Subsequently, several expeditions in the late 1520s and early 1530s led by Francisco Pizarro and Diego de Almagro (1475?–1538) explored the Pacific Coast of South America in search of another wealthy empire to conquer.
Pizarro's men (but not Almagro's) collected thousands of pounds of gold and silver bullion in 1532 by capturing the ruler of the Incan Empire. Almagro's troops earned loot on a smaller scale when the Spanish later sacked Cuzco, the Incan capital in the Andes, to complete the conquest. Consequently, many of the conquerors of the Incas returned to Spain as rich men, rather than staying to receive encomiendas.
However, as in Mesoamerica, the conquistadors who settled in the Incan Empire after they conquered it subordinated a complex society to Spain.
As had happened in the Aztec realms, millions of Andean peoples who had been ruled by the Incas paid taxes and rendered labor service, giving rise to substantial new trade connections.

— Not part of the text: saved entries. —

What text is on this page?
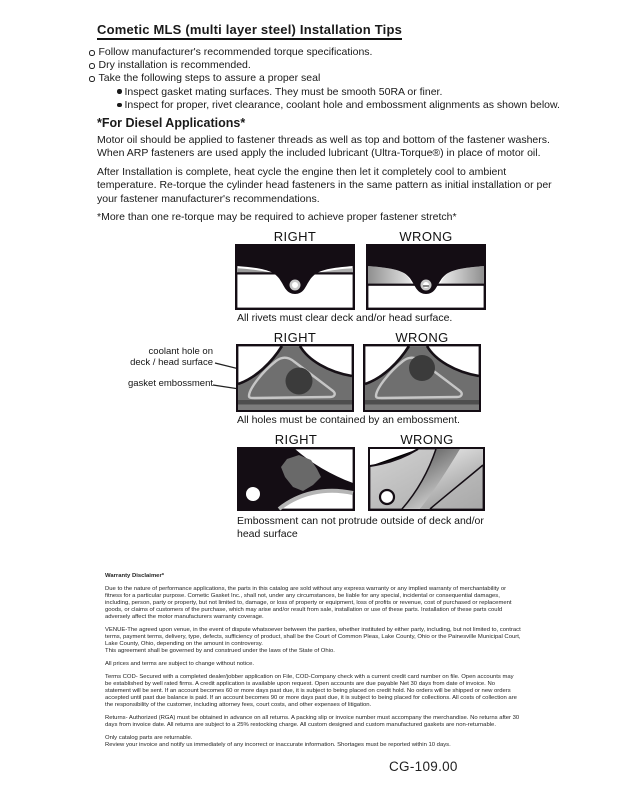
Cometic MLS (multi layer steel) Installation Tips
Follow manufacturer's recommended torque specifications.
Dry installation is recommended.
Take the following steps to assure a proper seal
Inspect gasket mating surfaces. They must be smooth 50RA or finer.
Inspect for proper, rivet clearance, coolant hole and embossment alignments as shown below.
*For Diesel Applications*
Motor oil should be applied to fastener threads as well as top and bottom of the fastener washers. When ARP fasteners are used apply the included lubricant (Ultra-Torque®) in place of motor oil.
After Installation is complete, heat cycle the engine then let it completely cool to ambient temperature. Re-torque the cylinder head fasteners in the same pattern as initial installation or per your fastener manufacturer's recommendations.
*More than one re-torque may be required to achieve proper fastener stretch*
RIGHT	WRONG
All rivets must clear deck and/or head surface.
RIGHT	WRONG
coolant hole on
deck / head surface
gasket embossment
All holes must be contained by an embossment.
RIGHT	WRONG
Embossment can not protrude outside of deck and/or head surface
Warranty Disclaimer*

Due to the nature of performance applications, the parts in this catalog are sold without any express warranty or any implied warranty of merchantability or fitness for a particular purpose. Cometic Gasket Inc., shall not, under any circumstances, be liable for any special, incidental or consequential damages, including, person, party or property, but not limited to, damage, or loss of property or equipment, loss of profits or revenue, cost of purchased or replacement goods, or claims of customers of the purchase, which may arise and/or result from sale, installation or use of these parts. Installation of these parts could adversely affect the motor manufacturers warranty coverage.

VENUE-The agreed upon venue, in the event of dispute whatsoever between the parties, whether instituted by either party, including, but not limited to, contract terms, payment terms, delivery, type, defects, sufficiency of product, shall be the Court of Common Pleas, Lake County, Ohio or the Painesville Municipal Court, Lake County, Ohio, depending on the amount in controversy.

This agreement shall be governed by and construed under the laws of the State of Ohio.

All prices and terms are subject to change without notice.

Terms COD- Secured with a completed dealer/jobber application on File, COD-Company check with a current credit card number on file. Open accounts may be established by well rated firms. A credit application is available upon request. Open accounts are due payable Net 30 days from date of invoice. No statement will be sent. If an account becomes 60 or more days past due, it is subject to being placed on credit hold. No orders will be shipped or new orders accepted until past due balance is paid. If an account becomes 90 or more days past due, it is subject to being placed for collections. All costs of collection are the responsibility of the customer, including attorney fees, court costs, and other expenses of litigation.

Returns- Authorized (RGA) must be obtained in advance on all returns. A packing slip or invoice number must accompany the merchandise. No returns after 30 days from invoice date. All returns are subject to a 25% restocking charge. All custom designed and custom manufactured gaskets are non-returnable.

Only catalog parts are returnable.

Review your invoice and notify us immediately of any incorrect or inaccurate information. Shortages must be reported within 10 days.

CG-109.00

Even those conquistadors less successful than Cortés or Pizarro contributed to the creation of a vast empire for Spain in the Americas, and this spurred world trade in several important ways. Wealth was transferred from Americans to Europeans via encomiendas; a second transfer of wealth took the form of tribute collected from the millions of new indigenous subjects. Another important stimulus to increased global trade was in the settlement and administration of the conquered lands and peoples, which over time in New Spain, Peru, and other American colonies promoted very complex economies that engaged in production, consumption, and exchange of commodities in an ever-larger global trading network.
Although they envisioned none of this when they set out, individual conquistadors prepared the way for major shifts in world trade.